CHIMA'S STORY COULD BE THE FUTURE OF AMERICAN RECRUITING

By Al Mattei

Founder, TopOfTheCircle.com

Amrit Chima wears a varsity uniform for an NCAA Division I field hockey team in 2000. Much like the other 1500 or so players in the top echelon of American college field hockey, Chima plays with confidence and strength.

But the Stanford sophomore is unlike almost every American player in Division I field hockey. Ask her how many goals she scored in high school, she might tell you that no records were kept in a scorebook.

Ask her how many games she played, she'll tell you that she averaged one a week. Ask her about her all-state credentials, she'll freely admit that she was no all-star player.

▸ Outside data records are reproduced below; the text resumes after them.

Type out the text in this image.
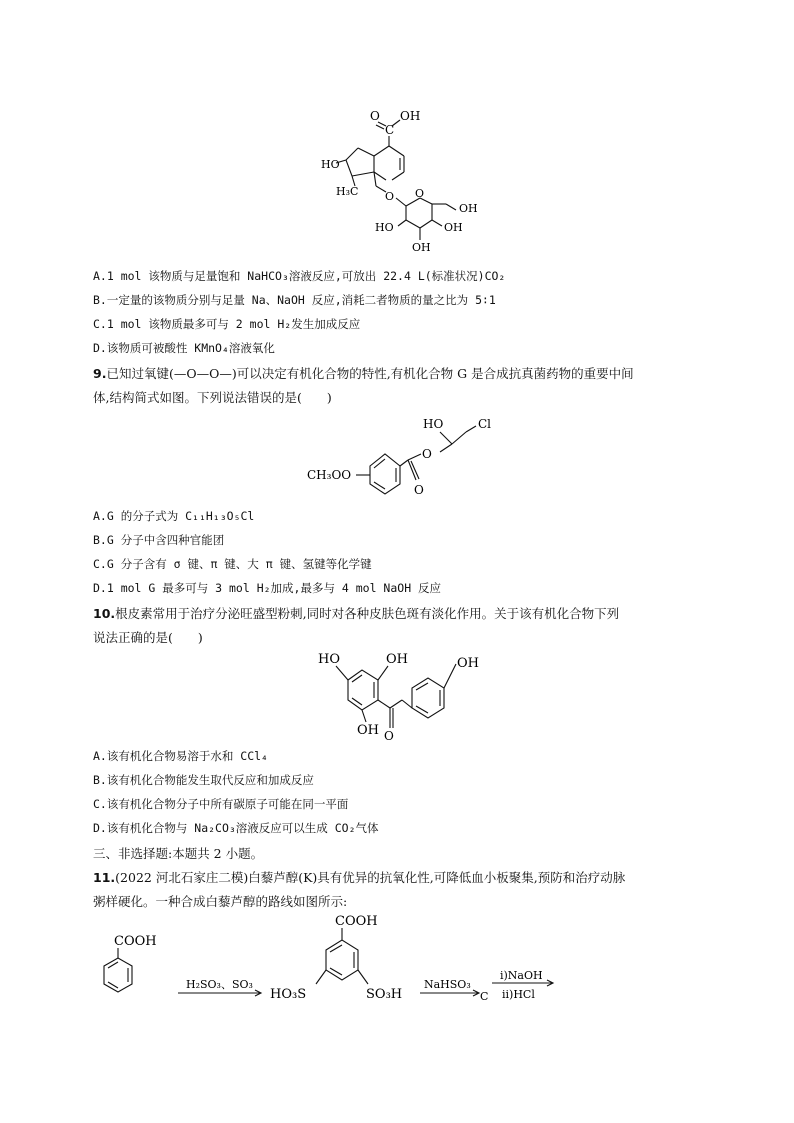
O OH
C
HO
H₃C O O
OH
HO	OH
OH
A.1 mol 该物质与足量饱和 NaHCO₃溶液反应,可放出 22.4 L(标准状况)CO₂
B.一定量的该物质分别与足量 Na、NaOH 反应,消耗二者物质的量之比为 5∶1
C.1 mol 该物质最多可与 2 mol H₂发生加成反应
D.该物质可被酸性 KMnO₄溶液氧化
9.已知过氧键(—O—O—)可以决定有机化合物的特性,有机化合物 G 是合成抗真菌药物的重要中间
体,结构简式如图。下列说法错误的是(　　)
HO	Cl
O
O
CH₃OO
A.G 的分子式为 C₁₁H₁₃O₅Cl
B.G 分子中含四种官能团
C.G 分子含有 σ 键、π 键、大 π 键、氢键等化学键
D.1 mol G 最多可与 3 mol H₂加成,最多与 4 mol NaOH 反应
10.根皮素常用于治疗分泌旺盛型粉刺,同时对各种皮肤色斑有淡化作用。关于该有机化合物下列
说法正确的是(　　)
HO	OH	OH
OH O
A.该有机化合物易溶于水和 CCl₄
B.该有机化合物能发生取代反应和加成反应
C.该有机化合物分子中所有碳原子可能在同一平面
D.该有机化合物与 Na₂CO₃溶液反应可以生成 CO₂气体
三、非选择题:本题共 2 小题。
11.(2022 河北石家庄二模)白藜芦醇(K)具有优异的抗氧化性,可降低血小板聚集,预防和治疗动脉
粥样硬化。一种合成白藜芦醇的路线如图所示:
COOH
H₂SO₃、SO₃
COOH
HO₃S	SO₃H
NaHSO₃
C
ⅰ)NaOH
ⅱ)HCl
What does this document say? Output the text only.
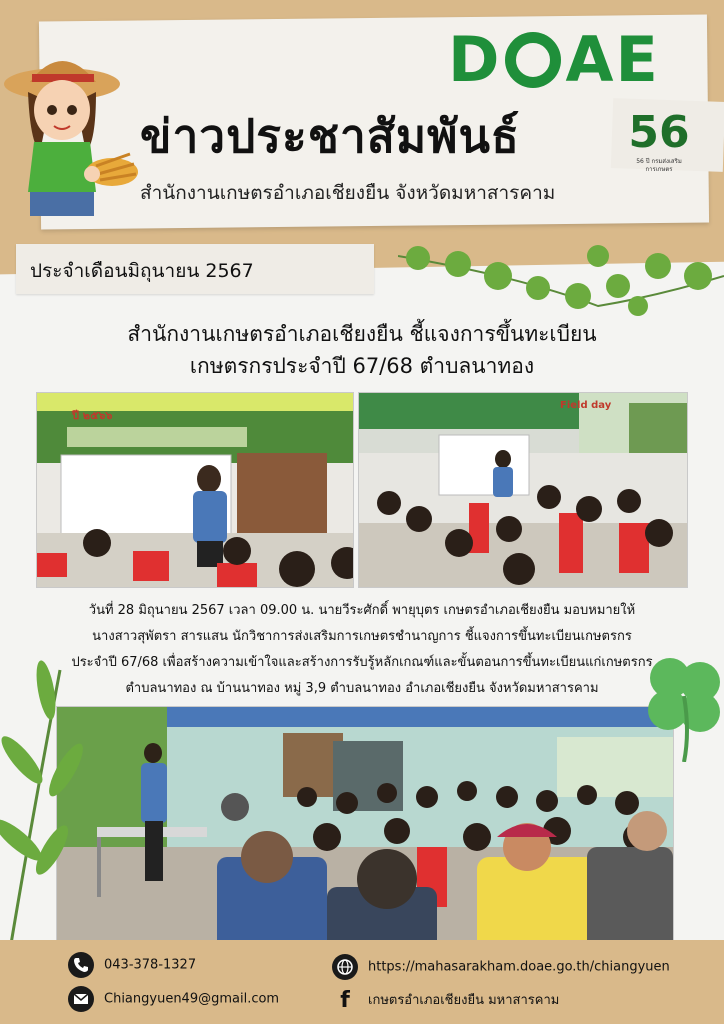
D AE
56
56 ปี กรมส่งเสริมการเกษตร
ข่าวประชาสัมพันธ์
สำนักงานเกษตรอำเภอเชียงยืน จังหวัดมหาสารคาม
ประจำเดือนมิถุนายน 2567
สำนักงานเกษตรอำเภอเชียงยืน ชี้แจงการขึ้นทะเบียน
เกษตรกรประจำปี 67/68 ตำบลนาทอง
ปี ๒๕๖๖
Field day
วันที่ 28 มิถุนายน 2567 เวลา 09.00 น. นายวีระศักดิ์ พายุบุตร เกษตรอำเภอเชียงยืน มอบหมายให้
นางสาวสุพัตรา สารแสน นักวิชาการส่งเสริมการเกษตรชำนาญการ ชี้แจงการขึ้นทะเบียนเกษตรกร
ประจำปี 67/68 เพื่อสร้างความเข้าใจและสร้างการรับรู้หลักเกณฑ์และขั้นตอนการขึ้นทะเบียนแก่เกษตรกร
ตำบลนาทอง ณ บ้านนาทอง หมู่ 3,9 ตำบลนาทอง อำเภอเชียงยืน จังหวัดมหาสารคาม
043-378-1327
Chiangyuen49@gmail.com
https://mahasarakham.doae.go.th/chiangyuen
f เกษตรอำเภอเชียงยืน มหาสารคาม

Chima is not one of those athletic types which have been converted from ice hockey or soccer; rather, she has had plenty of experience on a hockey pitch. The experience, however, was markedly different from most Americans playing college field hockey.

The difference is that Chima played club field hockey -- and only club field hockey throughout her high school years. She never played a minute of scholastic field hockey. As a resident of Ventura, Calif., Chima never had a chance to play scholastic field hockey because no school in her region offered the sport.

"The closest high school field hockey is in Orange County," Chima says. "In our region, it is mostly north of us."

Instead, she had to find her own path to prominence.

"I wound up having to play club hockey," Chima says. "We played with guys: there were enough interested girls to form one under-19 team, so we played against the guys in social divisions."

The concept of females playing against males is anathema to some traditionalists in American field hockey, but not in an area in which field hockey got a huge boost after the Los Angeles Olympics.

"There are a couple of programs out there: the Ventura Roadrunners, which is a program started by Mike Newton, who played in the Olympics in '84 and there's the Camarillo program," says Chima about her local club scene. "There are different clubs, starting in the under-9 and under-12 programs doing into the social divisions for the adults."

Chima and her teammates had only one time a week in order to make their point as to how good they could be.

"It was pretty social: we played once on Sunday, and didn't practice," she says. "We had a couple of teams that were more competitive who, if they went to a tournament, would try to get together to practice."

Sometimes, she would play alongside boys as well as against them.

"I was coached, when I was little, by some of the former guys' national-team players," Chima recalls. "When I got into high school, there were more girls to play with."

When she found herself trying to plan choices for college, she originally thought she would be going to a place where she would not only succeed academically, but succeed on the basketball court. However, she made a key change in her teenage years.

"I played in the Futures program, and I went to the National Hockey Festival when it was in Palm Springs," she says.

She got the necessary exposure, leading to her opportunity to play at Stanford, taking advantage of the opportunities presented to her.

"It was surprising, actually, becuase I wasn't expecting to play hockey in college: I was looking to play basketball, Chima says. "I played only one game for the club on weekends, but it ended up working out."